Structure and trajectory patterns of Au-Pt rods. (a) Scanning electron microscopy image of rods (Zeiss Merlin scanning electron microscope). The inset shows the presence of Au and Pt segments confirmed by energy-dispersive x-ray spectroscopy. (b) The rods are not perfectly axisymmetric in shape. Representative trajectories of (c) slow rods (average speed $U\sim 8\mu \mathrm{m}{\mathrm{s}}^{-1}$) and (d) fast rods ($U\sim 39\mu \mathrm{m}{\mathrm{s}}^{-1}$) tracked over 15 seconds.

Figure 2

Turning and flipping rods. (a) Turning number, defined as the cumulative sum of the path curvature divided by $2\pi$, plotted for 20 fast rods (average speed $\sim 38\mu \mathrm{m}{\mathrm{s}}^{-1}$). Open circles represent flips, defined to have occurred when the sign of the path curvature switches and then stays the same for at least three frames. (b) Frequency of flips plotted against $|\kappa |$, estimated for each rod by averaging the absolute change in total curvature divided by the distance traveled between flips. The solid lines are given by Eq. (1) with $h_0=5$, 10, 15 nm from left to right, respectively. (c) Sketch of curved rods flipping between CW and CCW orbits. (d) A straight rod moves along a series of straight paths. (e) A slightly curved rod turns and flips. (f) A highly curved rod turns without flipping.

Figure 3

Measured and predicted changes in the direction of self-propelled rods. (a) Correlation in the direction of three sets of rods moving at different speeds $U$. Experimental data (symbols) have error bars representing lower and upper quartiles.

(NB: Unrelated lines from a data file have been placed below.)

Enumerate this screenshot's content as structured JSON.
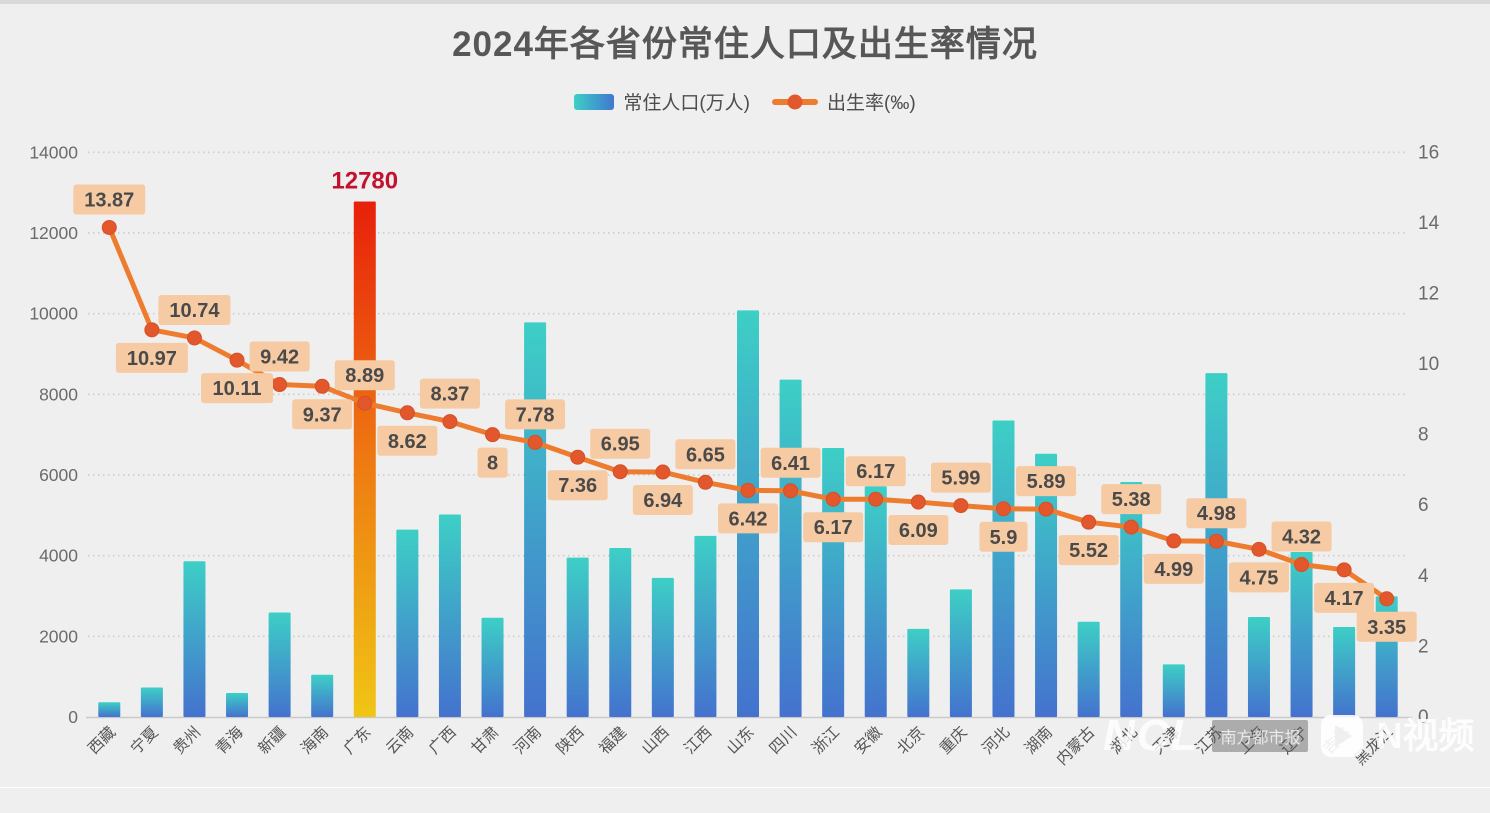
{
  "title": "2024年各省份常住人口及出生率情况",
  "legend": {
    "bar_label": "常住人口(万人)",
    "line_label": "出生率(‰)"
  },
  "watermark": {
    "logo_text": "NCL",
    "badge_text": "南方都市报",
    "video_text": "N视频"
  },
  "colors": {
    "background": "#efeff0",
    "title_text": "#575757",
    "axis_text": "#6b6b6b",
    "category_text": "#555555",
    "gridline": "#cccccc",
    "bar_gradient_top": "#3dcfc6",
    "bar_gradient_bottom": "#4472ce",
    "highlight_gradient_top": "#e8200b",
    "highlight_gradient_mid": "#ee7d12",
    "highlight_gradient_bottom": "#f0c514",
    "highlight_value_text": "#c2122e",
    "line": "#ee7c2f",
    "line_point": "#e2572c",
    "rate_label_bg": "#f6caa2",
    "rate_label_text": "#4a4a4a"
  },
  "chart_data": {
    "type": "bar",
    "title": "2024年各省份常住人口及出生率情况",
    "categories": [
      "西藏",
      "宁夏",
      "贵州",
      "青海",
      "新疆",
      "海南",
      "广东",
      "云南",
      "广西",
      "甘肃",
      "河南",
      "陕西",
      "福建",
      "山西",
      "江西",
      "山东",
      "四川",
      "浙江",
      "安徽",
      "北京",
      "重庆",
      "河北",
      "湖南",
      "内蒙古",
      "湖北",
      "天津",
      "江苏",
      "上海",
      "辽宁",
      "吉林",
      "黑龙江"
    ],
    "series": [
      {
        "name": "常住人口(万人)",
        "type": "bar",
        "axis": "left",
        "values": [
          366,
          730,
          3860,
          594,
          2590,
          1048,
          12780,
          4645,
          5020,
          2460,
          9785,
          3950,
          4190,
          3450,
          4490,
          10080,
          8365,
          6670,
          5720,
          2185,
          3165,
          7350,
          6525,
          2360,
          5825,
          1305,
          8525,
          2480,
          4090,
          2230,
          2990
        ]
      },
      {
        "name": "出生率(‰)",
        "type": "line",
        "axis": "right",
        "values": [
          13.87,
          10.97,
          10.74,
          10.11,
          9.42,
          9.37,
          8.89,
          8.62,
          8.37,
          8,
          7.78,
          7.36,
          6.95,
          6.94,
          6.65,
          6.42,
          6.41,
          6.17,
          6.17,
          6.09,
          5.99,
          5.9,
          5.89,
          5.52,
          5.38,
          4.99,
          4.98,
          4.75,
          4.32,
          4.17,
          3.35
        ]
      }
    ],
    "highlight": {
      "category": "广东",
      "value_label": "12780"
    },
    "left_axis": {
      "label": "常住人口(万人)",
      "min": 0,
      "max": 14000,
      "ticks": [
        0,
        2000,
        4000,
        6000,
        8000,
        10000,
        12000,
        14000
      ]
    },
    "right_axis": {
      "label": "出生率(‰)",
      "min": 0,
      "max": 16,
      "ticks": [
        0,
        2,
        4,
        6,
        8,
        10,
        12,
        14,
        16
      ]
    },
    "grid": "horizontal dotted",
    "legend_position": "top-center",
    "category_label_rotation": -45
  }
}
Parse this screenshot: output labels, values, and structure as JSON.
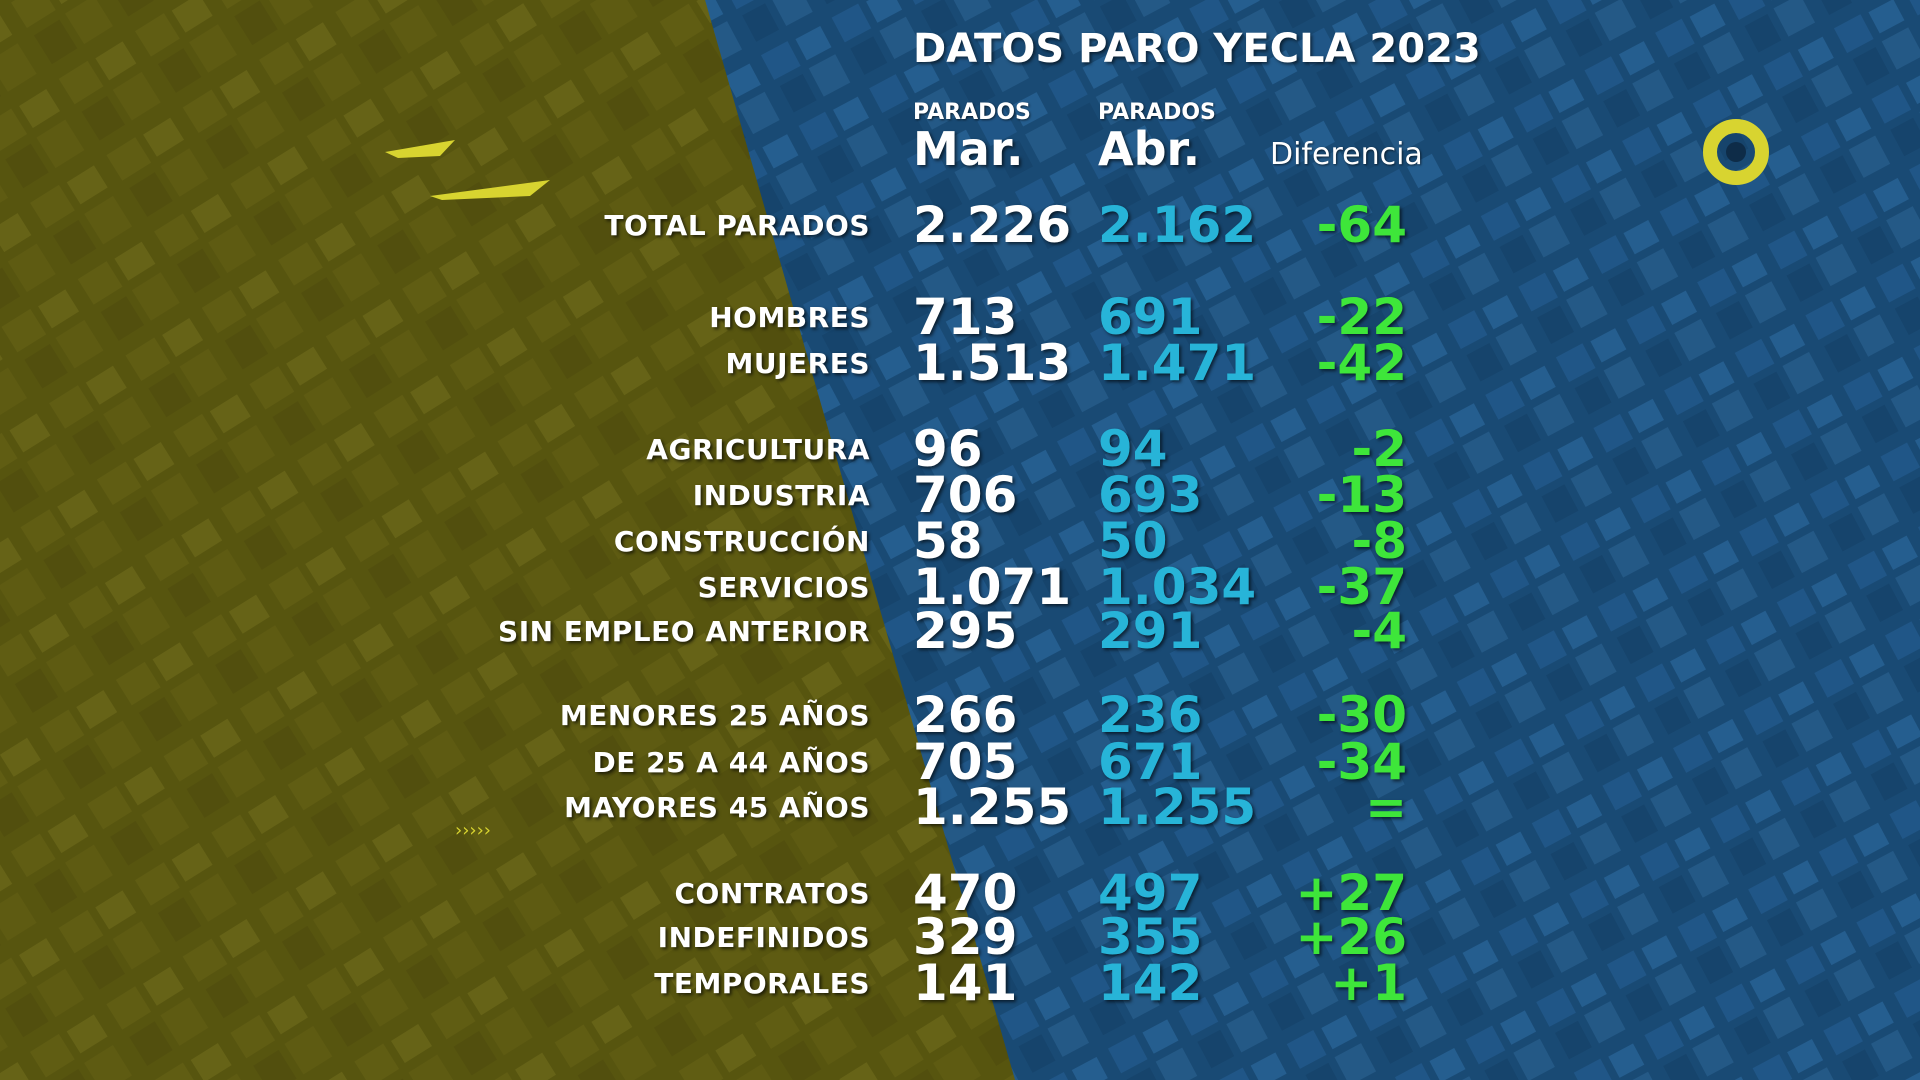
{
  "title": "DATOS PARO YECLA 2023",
  "columns": {
    "mar_small": "PARADOS",
    "mar_big": "Mar.",
    "abr_small": "PARADOS",
    "abr_big": "Abr.",
    "diff": "Diferencia"
  },
  "colors": {
    "left_panel": "#6e6a14",
    "right_panel": "#1f5a8c",
    "mar_text": "#ffffff",
    "abr_text": "#27b4d8",
    "diff_text": "#3ee63a"
  },
  "rows": [
    {
      "label": "TOTAL PARADOS",
      "mar": "2.226",
      "abr": "2.162",
      "diff": "-64"
    },
    {
      "label": "HOMBRES",
      "mar": "713",
      "abr": "691",
      "diff": "-22"
    },
    {
      "label": "MUJERES",
      "mar": "1.513",
      "abr": "1.471",
      "diff": "-42"
    },
    {
      "label": "AGRICULTURA",
      "mar": "96",
      "abr": "94",
      "diff": "-2"
    },
    {
      "label": "INDUSTRIA",
      "mar": "706",
      "abr": "693",
      "diff": "-13"
    },
    {
      "label": "CONSTRUCCIÓN",
      "mar": "58",
      "abr": "50",
      "diff": "-8"
    },
    {
      "label": "SERVICIOS",
      "mar": "1.071",
      "abr": "1.034",
      "diff": "-37"
    },
    {
      "label": "SIN EMPLEO ANTERIOR",
      "mar": "295",
      "abr": "291",
      "diff": "-4"
    },
    {
      "label": "MENORES  25 AÑOS",
      "mar": "266",
      "abr": "236",
      "diff": "-30"
    },
    {
      "label": "DE 25 A 44 AÑOS",
      "mar": "705",
      "abr": "671",
      "diff": "-34"
    },
    {
      "label": "MAYORES  45 AÑOS",
      "mar": "1.255",
      "abr": "1.255",
      "diff": "="
    },
    {
      "label": "CONTRATOS",
      "mar": "470",
      "abr": "497",
      "diff": "+27"
    },
    {
      "label": "INDEFINIDOS",
      "mar": "329",
      "abr": "355",
      "diff": "+26"
    },
    {
      "label": "TEMPORALES",
      "mar": "141",
      "abr": "142",
      "diff": "+1"
    }
  ]
}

Corresponding predictions (lines) are given by Eq. (6). (b) The persistence time and its error bars decrease with speed in our experiments (circles), simulations (crosses), and theory (solid line).

Figure 4

Measured and predicted diffusion of rods. (a) MSD of rods moving at various speeds in six different experiments (symbols). Predictions (lines) are given by Eq. (7). (b) The diffusivity saturates with increasing speed in our experiments (circles), simulations (crosses), and theory (solid line). Theoretical curves are given by Eq. (8) with ${\kappa }_0=0$ for no curvature and $f=0$ for no flipping.

Figure 5

Long-time swimmer concentrations $\overline{C}$ (symbols and solid lines) in chemical fuel gradients. Swimming speeds $U(x)$ (blue dashed lines) are prescribed and range from (a) 0 to 40 or (b) 40 to $80\mu \mathrm{m}{\mathrm{s}}^{-1}$. Symbols show simulations of straight and curved rods 30 minutes after initiating with uniform distribution ${\overline{C}}_0$. Solid lines are corresponding numerical solutions to the steady form of Eq. (5).